Wednesday, March 31, 2010

The Marvelous Land of Oz

(Gerald Potterton/Tim Reid, 1987)
Typical of the upstanding citizens at Cinar to list the directors behind their brand in the credits and nowhere on the box. I bet the Margot Kidder 'narration' was their idea too - sounds like she's cold-reading screen directions over somebody's shoulder. And with a direct-to-cable budget, you can be sure that Potterton won't let loose with the spectacular graphic displays that he brought to "Yellow Submarine" or "Heavy Metal". So watching this work - among his last in the medium - is a reminder that Potterton could do characterization, too. Forget the characters familiar from MGM - this 'public domain' appropriation of the Oz narrative tweaks them into generic inoffensiveness, just different enough to be the same.
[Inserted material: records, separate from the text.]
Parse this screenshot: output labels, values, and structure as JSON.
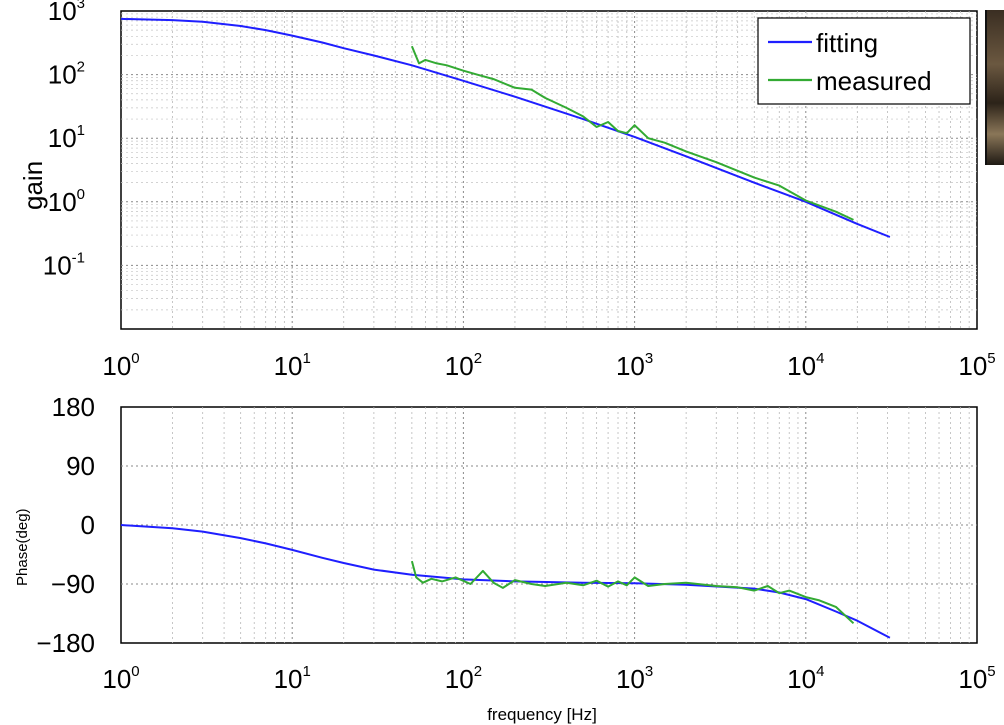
{
  "chart_data": [
    {
      "type": "line",
      "title": "",
      "xlabel": "",
      "ylabel": "gain",
      "x_scale": "log",
      "y_scale": "log",
      "xlim": [
        1,
        100000
      ],
      "ylim": [
        0.01,
        1000
      ],
      "x_ticks": [
        1,
        10,
        100,
        1000,
        10000,
        100000
      ],
      "x_tick_labels": [
        {
          "base": "10",
          "exp": "0"
        },
        {
          "base": "10",
          "exp": "1"
        },
        {
          "base": "10",
          "exp": "2"
        },
        {
          "base": "10",
          "exp": "3"
        },
        {
          "base": "10",
          "exp": "4"
        },
        {
          "base": "10",
          "exp": "5"
        }
      ],
      "y_ticks": [
        0.1,
        1,
        10,
        100,
        1000
      ],
      "y_tick_labels": [
        {
          "base": "10",
          "exp": "-1"
        },
        {
          "base": "10",
          "exp": "0"
        },
        {
          "base": "10",
          "exp": "1"
        },
        {
          "base": "10",
          "exp": "2"
        },
        {
          "base": "10",
          "exp": "3"
        }
      ],
      "grid": true,
      "legend": "top-right",
      "series": [
        {
          "name": "fitting",
          "color": "#1f1fff",
          "x": [
            1,
            2,
            3,
            5,
            7,
            10,
            15,
            20,
            30,
            50,
            100,
            200,
            500,
            1000,
            2000,
            5000,
            10000,
            20000,
            31000
          ],
          "y": [
            750,
            720,
            680,
            580,
            500,
            410,
            320,
            260,
            200,
            140,
            80,
            45,
            20,
            10.5,
            5.2,
            2.0,
            1.0,
            0.45,
            0.28
          ]
        },
        {
          "name": "measured",
          "color": "#33aa33",
          "x": [
            50,
            55,
            60,
            70,
            80,
            100,
            120,
            150,
            200,
            250,
            300,
            400,
            500,
            600,
            700,
            800,
            900,
            1000,
            1200,
            1500,
            2000,
            3000,
            5000,
            7000,
            10000,
            15000,
            19000
          ],
          "y": [
            280,
            150,
            170,
            150,
            140,
            115,
            100,
            85,
            62,
            58,
            43,
            30,
            22,
            15,
            18,
            13,
            12,
            16,
            10,
            8.5,
            6.2,
            4.2,
            2.4,
            1.8,
            1.05,
            0.7,
            0.52
          ]
        }
      ]
    },
    {
      "type": "line",
      "title": "",
      "xlabel": "frequency [Hz]",
      "ylabel": "Phase(deg)",
      "x_scale": "log",
      "y_scale": "linear",
      "xlim": [
        1,
        100000
      ],
      "ylim": [
        -180,
        180
      ],
      "x_ticks": [
        1,
        10,
        100,
        1000,
        10000,
        100000
      ],
      "x_tick_labels": [
        {
          "base": "10",
          "exp": "0"
        },
        {
          "base": "10",
          "exp": "1"
        },
        {
          "base": "10",
          "exp": "2"
        },
        {
          "base": "10",
          "exp": "3"
        },
        {
          "base": "10",
          "exp": "4"
        },
        {
          "base": "10",
          "exp": "5"
        }
      ],
      "y_ticks": [
        180,
        90,
        0,
        -90,
        -180
      ],
      "y_tick_labels": [
        "180",
        "90",
        "0",
        "−90",
        "−180"
      ],
      "grid": true,
      "series": [
        {
          "name": "fitting",
          "color": "#1f1fff",
          "x": [
            1,
            2,
            3,
            5,
            7,
            10,
            15,
            20,
            30,
            50,
            100,
            200,
            500,
            1000,
            2000,
            5000,
            7000,
            10000,
            15000,
            20000,
            31000
          ],
          "y": [
            0,
            -5,
            -10,
            -20,
            -28,
            -38,
            -50,
            -58,
            -68,
            -76,
            -83,
            -86,
            -88,
            -89,
            -91,
            -97,
            -103,
            -113,
            -132,
            -146,
            -172
          ]
        },
        {
          "name": "measured",
          "color": "#33aa33",
          "x": [
            50,
            53,
            58,
            65,
            75,
            90,
            110,
            130,
            150,
            170,
            200,
            250,
            300,
            400,
            500,
            600,
            700,
            800,
            900,
            1000,
            1200,
            1500,
            2000,
            3000,
            4000,
            5000,
            6000,
            7000,
            8000,
            10000,
            12000,
            15000,
            19000
          ],
          "y": [
            -55,
            -80,
            -88,
            -82,
            -86,
            -80,
            -90,
            -70,
            -88,
            -96,
            -84,
            -90,
            -93,
            -88,
            -92,
            -85,
            -94,
            -86,
            -92,
            -80,
            -93,
            -90,
            -88,
            -93,
            -95,
            -100,
            -93,
            -104,
            -100,
            -110,
            -115,
            -125,
            -150
          ]
        }
      ]
    }
  ]
}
But the uppity palace-crashers Mombi and Jinjur are retrieved from Baum's impossibly period-specific suffragette parody and given a genuinely inspired makeover. One an old hag on a magic learning curve, the other a Valley Girlish whiner/slacker, the two get a really nice comic interlock going. (Wish I could credit the actors, but Cinar is keeping that info to themselves too). Potterton's refusal to sugar-coat Ozma's gender-bending genesis is further evidence that he's still got the spirit. Unfortunately, the squandered climax is typical of the film's pervasive failings: the gestures toward grand effect all look cheap, and without much to occupy the eye, the mind wanders.